4. The real-time optimization method for vehicle-to-network interaction based on a single network architecture as described in claim 2, characterized in that, The human risk preference model β(τ) The mathematical expression of the formula used is as follows: in, .

5. The real-time optimization method for vehicle-to-network interaction based on a single network architecture as described in claim 2, characterized in that, The quantile mapping function Г( ) Using cosine basis functions as the constructor and ReLU activation, the quantile mapping function... Г( ) The parameters to be optimized include weights ω. ij Bias b j .

6. The real-time optimization method for vehicle-to-network interaction based on a single network architecture as described in claim 2, characterized in that, The mathematical expressions used for the current network function and the target network function are as follows: (1) The mathematical expression of the current network function at the τth quantile is: ; (2) The mathematical expression of the target network function at the τth quantile is: Where r t V represents the reward for the current time series, λ is the discount factor, and V target ( ) is the state value function of the target network.

7. The real-time optimization method for vehicle-to-network interaction based on a single network architecture as described in claim 2, characterized in that, All the parameters to be optimized in the current network mentioned in step (9) include: quantile mapping function Г( ) Weights and biases, overall optimal action network function μ( ) Weights and biases, state value function V( ) Weights and biases, positive definite precision matrix functions P( ) The weights and biases.

8. A real-time optimization system for vehicle-to-network interaction based on a single-network architecture, used to implement the real-time optimization method for vehicle-to-network interaction based on a single-network architecture as described in any one of claims 1 to 7, characterized in that, It includes a data storage module, an intelligent decision-making module, a historical experience training module, an execution interaction module, and a communication module; The data storage module is used to store data on renewable energy power generation, charging station power load, charging price, discharge revenue, user travel demand, electric vehicle charge status and battery health status sent by various terminals, and transmit them to the corresponding modules.
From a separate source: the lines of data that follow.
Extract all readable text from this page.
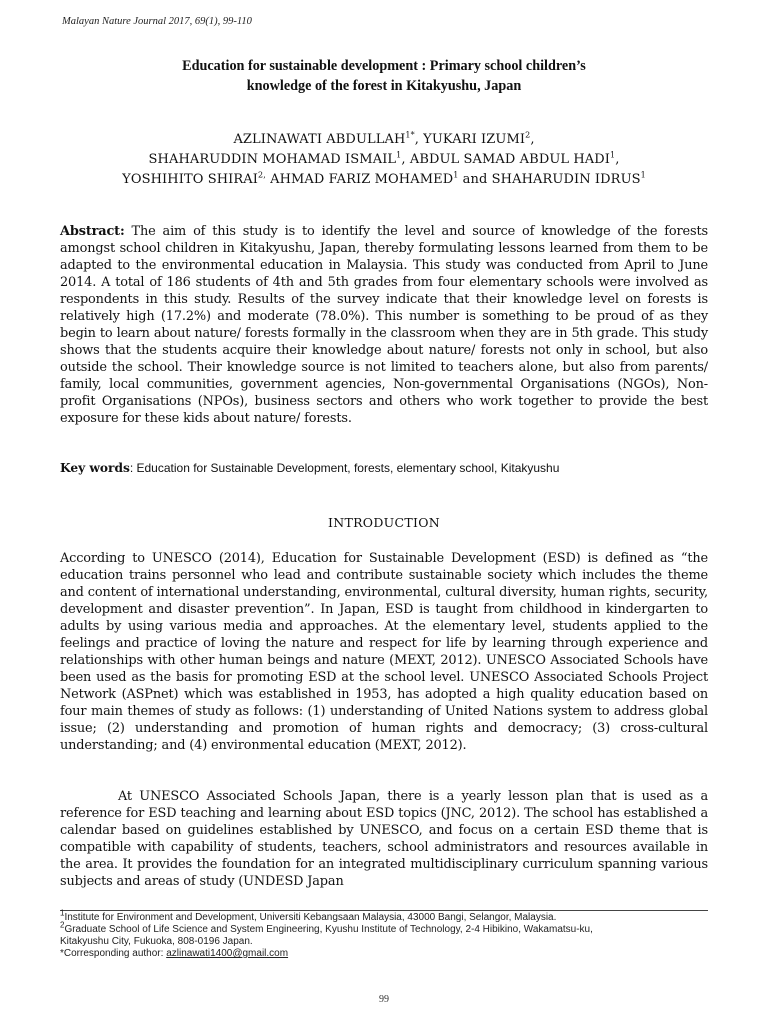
Malayan Nature Journal 2017, 69(1), 99-110
Education for sustainable development : Primary school children’s
knowledge of the forest in Kitakyushu, Japan
AZLINAWATI $ABDULLAH^{1*}$, YUKARI IZUMI$^2$,
SHAHARUDDIN MOHAMAD ISMAIL$^1$, ABDUL SAMAD ABDUL HADI$^1$,
YOSHIHITO $SHIRAI^{2,}$ AHMAD FARIZ MOHAMED$^1$ and SHAHARUDIN IDRUS$^1$

Abstract: The aim of this study is to identify the level and source of knowledge of the forests amongst school children in Kitakyushu, Japan, thereby formulating lessons learned from them to be adapted to the environmental education in Malaysia. This study was conducted from April to June 2014. A total of 186 students of 4th and 5th grades from four elementary schools were involved as respondents in this study. Results of the survey indicate that their knowledge level on forests is relatively high (17.2%) and moderate (78.0%). This number is something to be proud of as they begin to learn about nature/ forests formally in the classroom when they are in 5th grade. This study shows that the students acquire their knowledge about nature/ forests not only in school, but also outside the school. Their knowledge source is not limited to teachers alone, but also from parents/ family, local communities, government agencies, Non-governmental Organisations (NGOs), Non-profit Organisations (NPOs), business sectors and others who work together to provide the best exposure for these kids about nature/ forests.

Key words: Education for Sustainable Development, forests, elementary school, Kitakyushu
INTRODUCTION

According to UNESCO (2014), Education for Sustainable Development (ESD) is defined as “the education trains personnel who lead and contribute sustainable society which includes the theme and content of international understanding, environmental, cultural diversity, human rights, security, development and disaster prevention”. In Japan, ESD is taught from childhood in kindergarten to adults by using various media and approaches. At the elementary level, students applied to the feelings and practice of loving the nature and respect for life by learning through experience and relationships with other human beings and nature (MEXT, 2012). UNESCO Associated Schools have been used as the basis for promoting ESD at the school level. UNESCO Associated Schools Project Network (ASPnet) which was established in 1953, has adopted a high quality education based on four main themes of study as follows: (1) understanding of United Nations system to address global issue; (2) understanding and promotion of human rights and democracy; (3) cross-cultural understanding; and (4) environmental education (MEXT, 2012).

At UNESCO Associated Schools Japan, there is a yearly lesson plan that is used as a reference for ESD teaching and learning about ESD topics (JNC, 2012). The school has established a calendar based on guidelines established by UNESCO, and focus on a certain ESD theme that is compatible with capability of students, teachers, school administrators and resources available in the area. It provides the foundation for an integrated multidisciplinary curriculum spanning various subjects and areas of study (UNDESD Japan

$^1$Institute for Environment and Development, Universiti Kebangsaan Malaysia, 43000 Bangi, Selangor, Malaysia.
$^2$Graduate School of Life Science and System Engineering, Kyushu Institute of Technology, 2-4 Hibikino, Wakamatsu-ku,
Kitakyushu City, Fukuoka, 808-0196 Japan.
*Corresponding author: azlinawati1400@gmail.com
99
The intelligent decision-making module is used to execute all the steps in claim 2, receive and process various types of data and generate energy interaction suggestions, and complete the update and iteration of the network function; The historical experience training module is used to execute all the steps in claim 3, complete model training and incremental training, and feed back the updated network function to the intelligent decision module. The execution interaction module is used to display energy interaction suggestions to electric vehicle users, receive user confirmation commands, and switch the working mode of the charging pile between normal charging mode and vehicle-to-grid (V2G) mode. The communication module is used to enable information exchange between various modules, including a wireless communication submodule and a wired communication submodule; The wireless communication submodule is used for communication between the data storage module and various terminals, as well as for information exchange between the intelligent decision-making module and the execution interaction module. The wired communication submodule is used to enable communication between the data storage module, the intelligent decision-making module, and the historical experience training module.

9. A vehicle-to-network interaction real-time optimization device based on a single network architecture, characterized in that, The device includes a memory and a processor, wherein the memory stores a computer program, and the processor executes the computer program to implement the vehicle-to-network interaction real-time optimization method based on a single network architecture as described in any one of claims 1 to 7.